To conclude, the additional cost of buying a plan with a recharge option is certainly worth considering while choosing a health insurance plan for yourself or your family. Be sure however, to thoroughly understand the details of when the recharge is provided and under what circumstances it may or may not be used.

FAQs

1. What is a family floater policy?

Under the family floater health insurance plan, two or more members of the same family are covered under a single policy umbrella.

2. What is the free look period?

Most insurers allow the purchaser of the policy to return the same within 15 to 30 days from the date of receipt of the policy, if they feel it's not suitable for them. This period is called the free look-up period.

3. What does porting of a policy mean?

IRDAI defines portability as, the right accorded to individual health insurance policyholders (including all members under family cover) to shift his/her policy to another insurance company along with transfer of credit gained for pre-existing conditions and time bound exclusions.
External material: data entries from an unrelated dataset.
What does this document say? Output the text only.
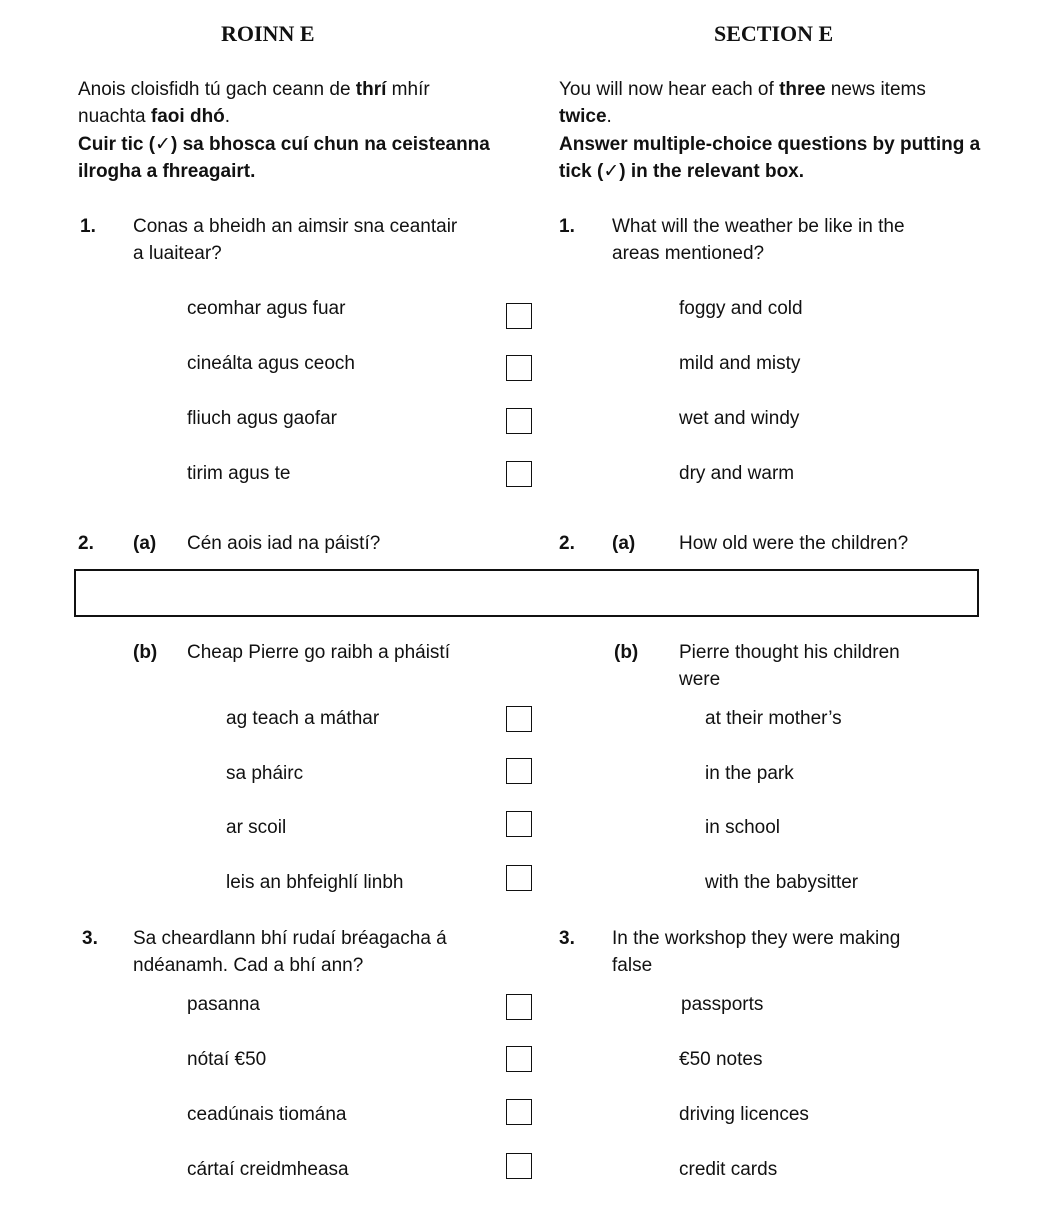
ROINN E	SECTION E
Anois cloisfidh tú gach ceann de thrí mhír
nuachta faoi dhó.
Cuir tic (✓) sa bhosca cuí chun na ceisteanna
ilrogha a fhreagairt.
You will now hear each of three news items
twice.
Answer multiple-choice questions by putting a
tick (✓) in the relevant box.
1. Conas a bheidh an aimsir sna ceantair
a luaitear?
1. What will the weather be like in the
areas mentioned?
ceomhar agus fuar	foggy and cold
cineálta agus ceoch	mild and misty
fliuch agus gaofar	wet and windy
tirim agus te	dry and warm
2. (a) Cén aois iad na páistí?	2. (a) How old were the children?
(b) Cheap Pierre go raibh a pháistí	(b) Pierre thought his children
were
ag teach a máthar	at their mother’s
sa pháirc	in the park
ar scoil	in school
leis an bhfeighlí linbh	with the babysitter
3. Sa cheardlann bhí rudaí bréagacha á
ndéanamh. Cad a bhí ann?
3. In the workshop they were making
false
pasanna	passports
nótaí €50	€50 notes
ceadúnais tiomána	driving licences
cártaí creidmheasa	credit cards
4. What is the waiting period?

This is the period between the start of the policy and the time before you can avail any benefits from the policy. This waiting period may be for any claim related to all illnesses, or only for claims related to some specific illnesses, pre-existing conditions such as diabetes etc., or special conditions, such as pregnancy and childbirth. 

5. What are the benefits I am likely to lose if I buy a fresh policy instead of porting my current policy?

You are likely to lose benefits such as the No Claim Bonus (NCB) and the discounts on premiums offered against maintaining a healthy lifestyle or improvement in health parameters.